On Saturday, October 22, the shipbuilders of General Dynamics Bath Iron Works, a subsidiary of General Dynamics (NYSE: GD), completed the largest and most complex ship module movement ever executed at the shipyard. The mid-forebody section of Zumwalt, the lead ship of the DDG-1000 class of guided missile destroyers, was transported 900 feet from its assembly position inside the shipyard's Ultra Hall construction facility to the largest of the company's three shipbuilding ways.
The heavily outfitted module is about 180 feet long, over 60 feet high and weighs more than 4,000 tons. This single section represents nearly one-third of the ship's overall length. In its current position, it will be integrated with three additional "ultra units" that comprise the ship's unique wave-piercing hull form.
"The completion of this move was a great achievement for our workforce and a historic day for our company. The talents, skills and innovation of our employees have revolutionized how we build surface combatant ships in Bath, Maine," said Jeff Geiger, Bath Iron Works president. "We are a safer, more efficient shipyard than ever before thanks to our culture of continuous improvement and our determination to deliver high-quality, affordable ships to our Navy customer."

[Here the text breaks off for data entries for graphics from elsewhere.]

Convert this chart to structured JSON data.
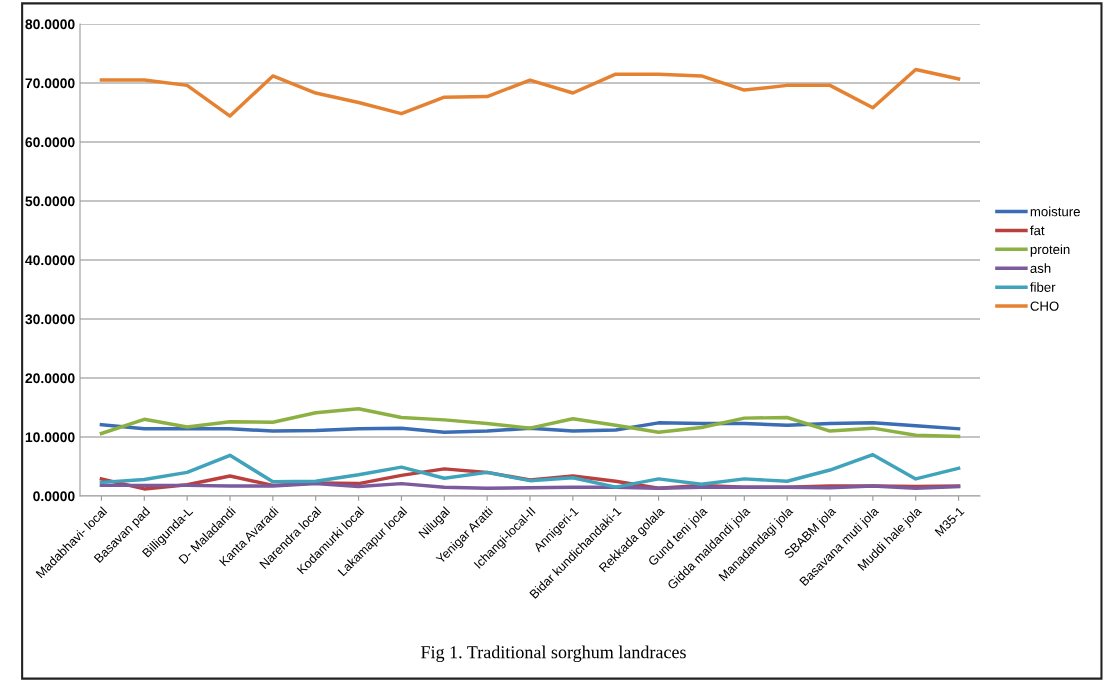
{
  "chart_data": {
    "type": "line",
    "categories": [
      "Madabhavi- local",
      "Basavan pad",
      "Billigunda-L",
      "D- Maladandi",
      "Kanta Avaradi",
      "Narendra local",
      "Kodamurki local",
      "Lakamapur local",
      "Nilugal",
      "Yenigar Aratti",
      "Ichangi-local-II",
      "Annigeri-1",
      "Bidar kundichandaki-1",
      "Rekkada golala",
      "Gund teni jola",
      "Gidda maldandi jola",
      "Manadandagi jola",
      "SBABM jola",
      "Basavana muti jola",
      "Muddi hale jola",
      "M35-1"
    ],
    "series": [
      {
        "name": "moisture",
        "color": "#3b6db4",
        "values": [
          12.1,
          11.4,
          11.4,
          11.4,
          11.0,
          11.1,
          11.4,
          11.5,
          10.8,
          11.0,
          11.5,
          11.0,
          11.2,
          12.4,
          12.3,
          12.3,
          12.0,
          12.3,
          12.4,
          11.9,
          11.4
        ]
      },
      {
        "name": "fat",
        "color": "#b9403e",
        "values": [
          2.9,
          1.2,
          1.9,
          3.4,
          1.8,
          2.2,
          2.1,
          3.5,
          4.6,
          4.0,
          2.7,
          3.4,
          2.5,
          1.3,
          1.8,
          1.5,
          1.5,
          1.7,
          1.7,
          1.6,
          1.7
        ]
      },
      {
        "name": "protein",
        "color": "#8cb142",
        "values": [
          10.6,
          13.0,
          11.7,
          12.6,
          12.5,
          14.1,
          14.8,
          13.3,
          12.9,
          12.3,
          11.5,
          13.1,
          12.0,
          10.8,
          11.6,
          13.2,
          13.3,
          11.0,
          11.5,
          10.3,
          10.1
        ]
      },
      {
        "name": "ash",
        "color": "#7b5a9e",
        "values": [
          1.8,
          1.8,
          1.8,
          1.7,
          1.7,
          2.1,
          1.6,
          2.1,
          1.5,
          1.3,
          1.4,
          1.5,
          1.5,
          1.3,
          1.5,
          1.5,
          1.5,
          1.4,
          1.7,
          1.3,
          1.6
        ]
      },
      {
        "name": "fiber",
        "color": "#3fa4bb",
        "values": [
          2.3,
          2.8,
          4.0,
          6.9,
          2.4,
          2.5,
          3.6,
          4.9,
          3.0,
          4.0,
          2.6,
          3.1,
          1.5,
          2.9,
          2.0,
          2.9,
          2.5,
          4.4,
          7.0,
          2.9,
          4.7
        ]
      },
      {
        "name": "CHO",
        "color": "#e58232",
        "values": [
          70.5,
          70.5,
          69.6,
          64.4,
          71.2,
          68.3,
          66.7,
          64.8,
          67.6,
          67.7,
          70.5,
          68.3,
          71.5,
          71.5,
          71.2,
          68.8,
          69.6,
          69.6,
          65.8,
          72.3,
          70.7
        ]
      }
    ],
    "ylim": [
      0,
      80
    ],
    "yticks": [
      {
        "value": 0,
        "label": "0.0000"
      },
      {
        "value": 10,
        "label": "10.0000"
      },
      {
        "value": 20,
        "label": "20.0000"
      },
      {
        "value": 30,
        "label": "30.0000"
      },
      {
        "value": 40,
        "label": "40.0000"
      },
      {
        "value": 50,
        "label": "50.0000"
      },
      {
        "value": 60,
        "label": "60.0000"
      },
      {
        "value": 70,
        "label": "70.0000"
      },
      {
        "value": 80,
        "label": "80.0000"
      }
    ],
    "grid": "y",
    "legend": "right",
    "marker": "none",
    "line_style": "solid",
    "annotations": [
      "Fig 1. Traditional sorghum landraces"
    ]
  }
}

The DDG-1000 Zumwalt-class destroyer is the U.S. Navy's next-generation guided-missile destroyer, leading the way for a new generation of advanced multi-mission surface combat ships. The ships will feature a low radar profile, an integrated power system and a total ship computing environment infrastructure. Armed with an array of weapons, the Zumwalt-class destroyers will provide offensive, distributed and precision fires in support of forces ashore. Bath Iron Works is the lead designer and builder for the program which employs approximately 5,500 people.